Preprosthetic endodontics: criteria influencing the abutments' selection

This article aims at highlighting the preponderant endodontics factors in the choice of a prosthetic abutment. The mentioned arguments are based on conservative considerations which concern the dental tissues of the patient. They develop the clinical and technical aspects which have to be implemented to achieve the biological goals of endodontics. Currently, although the prognosis of retreatment remains inferior to the initial treatment, the progress in this field allows to widen the conservation scope of the abutments on the arch. These arguments underline the compromise which has to be done between the financial and time aspect versus the tissular benefit that the entity pactitioner/patient will get.

Key words

endodontics, retreatment, patients' selection

La sélection des piliers prothétiques constitue une étape capitale dans l'élaboration du plan de traitement global. De nombreux paramètres influencent la décision et conditionnent directement le pronostic de la future réhabilitation. Des critères cliniques et économiques doivent être pris en considération pour optimiser ce pronostic. Sélection et fiabilité des supports prothétiques représentent donc deux notions indissociables. La place de l'endodontie dans l'interactivité des disciplines est importante puisque pronostic endodontique [1] et pronostic prothétique sont intimement liés. En effet, les progrès apportés dans le domaine de l'endodontie permettent aujourd'hui d'étendre le champ d'indications de conservation des dents sur l'arcade. Une question primordiale doit accompagner la décision thérapeutique après la pose du diagnostic endodontique : « quelle(s) solution(s) thérapeutique(s) peut-on envisager en cas d'échec ? » La solution choisie doit constituer une alternative la moins mutilante et invasive possible. Pour cela, les examens cliniques et radiologiques doivent intéresser tous les volets de l'odontologie : état général du patient en tout premier lieu, mais également prise en considération des contingences parodontales et prothétiques.
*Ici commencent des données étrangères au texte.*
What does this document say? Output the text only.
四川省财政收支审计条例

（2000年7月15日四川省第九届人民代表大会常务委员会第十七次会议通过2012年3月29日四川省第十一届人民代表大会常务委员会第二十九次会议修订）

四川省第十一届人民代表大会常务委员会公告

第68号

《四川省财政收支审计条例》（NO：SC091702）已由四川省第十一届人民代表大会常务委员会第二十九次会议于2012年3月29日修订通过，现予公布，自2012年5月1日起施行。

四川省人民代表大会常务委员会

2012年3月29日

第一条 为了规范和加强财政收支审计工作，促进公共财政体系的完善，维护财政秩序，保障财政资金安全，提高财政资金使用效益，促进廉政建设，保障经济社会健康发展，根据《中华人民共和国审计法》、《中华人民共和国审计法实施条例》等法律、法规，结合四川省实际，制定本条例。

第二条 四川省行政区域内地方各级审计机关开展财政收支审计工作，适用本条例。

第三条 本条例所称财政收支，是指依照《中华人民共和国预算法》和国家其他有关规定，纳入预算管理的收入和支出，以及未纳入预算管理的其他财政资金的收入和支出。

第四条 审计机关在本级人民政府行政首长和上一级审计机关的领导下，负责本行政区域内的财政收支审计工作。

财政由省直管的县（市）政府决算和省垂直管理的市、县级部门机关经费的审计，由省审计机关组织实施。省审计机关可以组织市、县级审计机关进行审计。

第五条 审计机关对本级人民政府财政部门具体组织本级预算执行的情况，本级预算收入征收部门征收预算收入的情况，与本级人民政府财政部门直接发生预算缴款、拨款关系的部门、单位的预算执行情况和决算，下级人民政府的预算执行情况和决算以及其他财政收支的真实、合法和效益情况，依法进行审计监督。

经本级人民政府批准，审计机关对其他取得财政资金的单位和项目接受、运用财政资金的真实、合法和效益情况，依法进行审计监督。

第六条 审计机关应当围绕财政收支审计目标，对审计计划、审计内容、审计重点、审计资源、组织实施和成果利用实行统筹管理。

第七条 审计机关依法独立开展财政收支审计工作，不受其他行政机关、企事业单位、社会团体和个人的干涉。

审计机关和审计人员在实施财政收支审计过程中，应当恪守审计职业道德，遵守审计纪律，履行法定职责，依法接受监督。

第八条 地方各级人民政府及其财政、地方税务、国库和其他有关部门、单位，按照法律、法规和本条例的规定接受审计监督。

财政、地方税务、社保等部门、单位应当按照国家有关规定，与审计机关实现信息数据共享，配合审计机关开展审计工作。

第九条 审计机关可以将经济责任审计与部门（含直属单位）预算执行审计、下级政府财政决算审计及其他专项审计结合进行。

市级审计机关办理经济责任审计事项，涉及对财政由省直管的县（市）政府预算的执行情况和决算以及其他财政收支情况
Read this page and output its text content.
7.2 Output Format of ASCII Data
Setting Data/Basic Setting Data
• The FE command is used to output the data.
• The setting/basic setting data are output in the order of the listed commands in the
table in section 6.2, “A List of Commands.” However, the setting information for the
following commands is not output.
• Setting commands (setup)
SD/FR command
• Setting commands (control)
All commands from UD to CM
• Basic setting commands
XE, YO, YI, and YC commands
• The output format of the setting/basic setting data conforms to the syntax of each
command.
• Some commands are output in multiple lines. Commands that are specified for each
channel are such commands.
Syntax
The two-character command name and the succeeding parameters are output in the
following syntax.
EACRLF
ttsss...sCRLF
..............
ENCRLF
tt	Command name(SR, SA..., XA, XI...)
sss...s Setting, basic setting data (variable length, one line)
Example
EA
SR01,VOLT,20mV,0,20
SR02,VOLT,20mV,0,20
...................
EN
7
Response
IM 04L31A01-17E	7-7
L'objectif de cet article est de mettre en exergue l'ensemble des facteurs endodontiques qui orienteront soit vers la sélection du support soit vers l'exclusion de la dent du projet prothétique. Des situations cliniques diverses viendront illustrer les arguments évoqués.

Paramètres cliniques à considérer avant l'endodontie

Interactivité des disciplines

Indications

La décision de réaliser le traitement endodontique d'une dent support ne doit pas être stéréotypée, mais raisonnée en fonction de paramètres pertinents :

- agression irréversible de l'organe pulpo-dentinaire suite à la pathologie carieuse ou parodontale, à des lésions traumatiques, abrasives, érosives ou iatrogènes (fig. 1a, 1b, 2 et 3) ;

- indice de Le Huche défavorable (dent triangulaire), dystopies dentaires ou problèmes de parallélisme dans le cadre de restaurations prothétiques plurales impliquant une exposition ou une proximité pulpaire lors de la préparation corono-périphérique ;

- perte de substance volumineuse sur dent pulpée imposant le recours à l'ancrage radiculaire afin d'assurer la rétention de la restauration (situation rare compte tenu des possibilités offertes par la dentisterie adhésive). De plus, la prévalence des lésions apicales est plus élevée sur les dents porteuses de tenons radiculaires [2].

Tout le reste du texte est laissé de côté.